Chromatic numbers for contact graphs of congruent cuboids
Søren Eilers, Rune Johansen, Rasmus Veber Rasmussen, Carsten Thomassen
TL;DR
The paper investigates chromatic numbers of contact graphs formed by configurations of mutually congruent cuboids with integer dimensions in 3D. It develops a framework combining rescaling, partitioning, degeneracy bounds, periodic colorings, and computer-assisted searches to obtain universal bounds (χ1 ≤ 8; with rotations ≤48) and to compute or bound values for specific dimensions, frequently finding χ up to 6 while many cases remain open.
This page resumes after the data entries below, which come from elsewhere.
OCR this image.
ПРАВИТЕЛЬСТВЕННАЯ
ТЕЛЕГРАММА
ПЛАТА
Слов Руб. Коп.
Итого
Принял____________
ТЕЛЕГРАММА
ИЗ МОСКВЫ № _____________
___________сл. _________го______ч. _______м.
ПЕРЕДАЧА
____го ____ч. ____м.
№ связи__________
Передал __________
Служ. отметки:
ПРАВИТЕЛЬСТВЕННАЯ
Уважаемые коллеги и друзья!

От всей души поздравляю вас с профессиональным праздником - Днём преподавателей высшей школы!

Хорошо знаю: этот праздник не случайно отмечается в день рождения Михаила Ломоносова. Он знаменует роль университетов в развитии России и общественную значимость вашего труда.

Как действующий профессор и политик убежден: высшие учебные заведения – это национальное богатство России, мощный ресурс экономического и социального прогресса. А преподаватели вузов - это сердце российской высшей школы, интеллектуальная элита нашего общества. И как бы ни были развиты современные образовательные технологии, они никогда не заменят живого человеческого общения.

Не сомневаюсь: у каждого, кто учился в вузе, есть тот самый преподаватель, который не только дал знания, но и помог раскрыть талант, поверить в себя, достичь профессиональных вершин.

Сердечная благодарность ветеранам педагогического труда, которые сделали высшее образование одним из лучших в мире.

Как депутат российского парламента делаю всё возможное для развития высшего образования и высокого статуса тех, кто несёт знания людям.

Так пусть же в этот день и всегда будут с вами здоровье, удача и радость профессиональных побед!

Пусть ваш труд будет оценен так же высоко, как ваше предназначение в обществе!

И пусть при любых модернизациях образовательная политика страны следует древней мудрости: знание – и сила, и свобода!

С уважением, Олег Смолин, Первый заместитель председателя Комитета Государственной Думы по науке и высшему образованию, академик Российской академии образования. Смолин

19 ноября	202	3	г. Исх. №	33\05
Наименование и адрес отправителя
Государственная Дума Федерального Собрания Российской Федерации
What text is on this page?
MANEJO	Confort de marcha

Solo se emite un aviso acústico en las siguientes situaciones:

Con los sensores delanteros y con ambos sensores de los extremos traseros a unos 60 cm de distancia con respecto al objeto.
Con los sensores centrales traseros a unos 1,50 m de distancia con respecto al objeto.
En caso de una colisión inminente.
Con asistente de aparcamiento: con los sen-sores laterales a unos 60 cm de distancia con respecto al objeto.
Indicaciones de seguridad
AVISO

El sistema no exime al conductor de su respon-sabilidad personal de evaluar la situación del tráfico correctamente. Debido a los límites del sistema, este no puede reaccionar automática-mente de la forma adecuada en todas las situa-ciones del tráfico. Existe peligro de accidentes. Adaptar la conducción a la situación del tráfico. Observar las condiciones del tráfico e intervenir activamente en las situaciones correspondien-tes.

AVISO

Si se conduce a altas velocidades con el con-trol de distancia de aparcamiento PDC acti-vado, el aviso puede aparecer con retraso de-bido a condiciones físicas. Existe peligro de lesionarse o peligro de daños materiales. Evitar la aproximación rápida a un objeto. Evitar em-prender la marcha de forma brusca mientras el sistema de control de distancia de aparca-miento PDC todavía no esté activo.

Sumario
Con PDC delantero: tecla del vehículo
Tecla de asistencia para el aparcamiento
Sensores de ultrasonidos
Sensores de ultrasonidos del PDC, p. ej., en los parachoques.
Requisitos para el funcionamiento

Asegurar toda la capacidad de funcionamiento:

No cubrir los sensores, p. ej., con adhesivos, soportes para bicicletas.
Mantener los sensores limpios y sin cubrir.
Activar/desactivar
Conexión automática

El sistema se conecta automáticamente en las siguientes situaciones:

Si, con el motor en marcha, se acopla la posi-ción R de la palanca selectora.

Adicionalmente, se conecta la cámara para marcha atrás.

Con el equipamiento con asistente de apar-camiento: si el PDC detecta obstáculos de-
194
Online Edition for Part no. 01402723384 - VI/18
Exact values are established for several small cuboid shapes, and extensive pseudorandom searches yield strong lower bounds and illustrative configurations, though large gaps between upper and lower bounds persist. The work blends geometric constructions, graph-theoretic bounds, and computational experimentation, offering insights relevant to LEGO-style contact graphs and guiding future investigations in higher dimensions.
Abstract
We initiate the study of chromatic numbers for contact graphs of configurations of integer-sized cuboids in three dimensions, all of which are mutually congruent. Disallowing rotations, we show a global upper bound of 8 for the chromatic numbers, which implies that there is a global upper bound of 48 when the cuboids may be rotated freely. Specializing further to cuboids that are required to have a side length of one we obtain more precise upper bounds. Such upper bounds are compared to examples of configurations having relatively large chromatic numbers, leading to a complete determination of some of these chromatic numbers, but in general, the gaps between our upper and lower bounds are rather wide. In particular, we know of no such configuration of any size leading to a chromatic number above 6.